Option description Possible values
-b
Sets max number of outstanding
buffer allowed. If all buffers are
exhausted, the failure flag is
checked.
Default is 64
-e
Sets enabled flag 0|1
-f
Sets failure flag silent, printk, panic
-r
Sets the rate of messages/second.
If 0 no rate is set. If > 0 and rate
exceeded, the failure flag is
checked.
Table 5-3: audictl control arguments
5.6.2.2 Operation
The audit framework operation consists of the following steps:
On kernel startup, if audit support was compiled into the kernel, the following are initialized:
1. The netlink socket is created.
2. Four lists that hold the filter rules in the kernel are initialized.
3. The audit_initialized flag is set to true.

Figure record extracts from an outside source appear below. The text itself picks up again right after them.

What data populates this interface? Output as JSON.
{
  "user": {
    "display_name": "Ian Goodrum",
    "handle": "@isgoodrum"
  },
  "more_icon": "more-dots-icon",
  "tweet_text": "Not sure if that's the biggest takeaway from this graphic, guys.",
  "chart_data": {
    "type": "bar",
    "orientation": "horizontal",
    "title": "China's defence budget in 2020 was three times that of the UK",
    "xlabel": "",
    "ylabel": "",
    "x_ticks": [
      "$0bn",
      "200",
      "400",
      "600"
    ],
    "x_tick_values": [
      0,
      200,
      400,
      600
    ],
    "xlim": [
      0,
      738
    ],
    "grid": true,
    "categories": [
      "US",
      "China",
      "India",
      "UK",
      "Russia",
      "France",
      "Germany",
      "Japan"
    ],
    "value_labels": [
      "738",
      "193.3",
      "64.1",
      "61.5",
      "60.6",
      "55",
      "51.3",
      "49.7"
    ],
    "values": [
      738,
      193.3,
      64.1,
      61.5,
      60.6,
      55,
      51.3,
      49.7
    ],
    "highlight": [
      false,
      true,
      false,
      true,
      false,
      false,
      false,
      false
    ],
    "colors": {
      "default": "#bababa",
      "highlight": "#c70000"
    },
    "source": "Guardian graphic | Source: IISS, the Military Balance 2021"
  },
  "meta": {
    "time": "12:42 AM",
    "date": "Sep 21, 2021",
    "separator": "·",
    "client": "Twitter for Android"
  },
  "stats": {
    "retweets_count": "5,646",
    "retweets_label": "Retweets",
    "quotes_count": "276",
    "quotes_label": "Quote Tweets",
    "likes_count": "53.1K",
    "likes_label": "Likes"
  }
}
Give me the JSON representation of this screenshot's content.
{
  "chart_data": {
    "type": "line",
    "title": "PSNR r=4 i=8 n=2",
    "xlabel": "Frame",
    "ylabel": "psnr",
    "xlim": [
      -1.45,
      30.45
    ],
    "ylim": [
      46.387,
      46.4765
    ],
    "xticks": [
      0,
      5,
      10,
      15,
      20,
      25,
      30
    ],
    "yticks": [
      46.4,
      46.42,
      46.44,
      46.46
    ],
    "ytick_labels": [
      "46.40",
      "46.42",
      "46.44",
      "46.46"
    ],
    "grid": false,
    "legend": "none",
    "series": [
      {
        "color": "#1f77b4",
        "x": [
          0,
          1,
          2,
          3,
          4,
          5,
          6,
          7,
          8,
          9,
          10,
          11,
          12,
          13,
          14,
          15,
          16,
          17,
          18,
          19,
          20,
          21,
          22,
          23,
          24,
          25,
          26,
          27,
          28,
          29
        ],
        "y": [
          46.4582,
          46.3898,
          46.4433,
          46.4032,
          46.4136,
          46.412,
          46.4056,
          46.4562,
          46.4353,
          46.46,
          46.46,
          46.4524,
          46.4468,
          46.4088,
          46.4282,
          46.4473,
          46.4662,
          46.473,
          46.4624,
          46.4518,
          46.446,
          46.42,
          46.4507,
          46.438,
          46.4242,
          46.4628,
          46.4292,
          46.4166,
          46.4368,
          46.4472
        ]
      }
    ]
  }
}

4. The audit_enabled flag is set according to audit_default or to the boot parameter audit.
No syscall or file system auditing takes place without audit_enabled being set to true. The
audit_enabled flag can also be set from the command line using auditctl –e 1.
5. The file system auditing is initialized by creating the watch lists and the hash table for the file system
auditing.
auditd does the following on startup:
1. Registers its pid with the kernel, so that the kernel starts sending all audit events to the daemon (to
the netlink).
2. Enables auditing.
3. Opens the netlink socket, and spawns a thread that continuously waits on the condition of audit record
data availability on the netlink. Once the data is available, it signals the thread that writes out the
audit records.
4. Reads the /etc/auditd.conf configuration file, which holds the configuration parameters that
define, among other things, what to do when errors are encountered, or when the log files are full.
5. Usually, auditd is run by the /etc/init.d/auditd initialization script, which issues
auditctl –R /etc/audit.rules, if the file /etc/auditd.rules exists.
6. The auditctl command can be used at any time, even before auditd is running, to add and build
rules associated with possible actions for system calls and file system operations, as well as setting
the behavior of the audit subsystem in the kernel.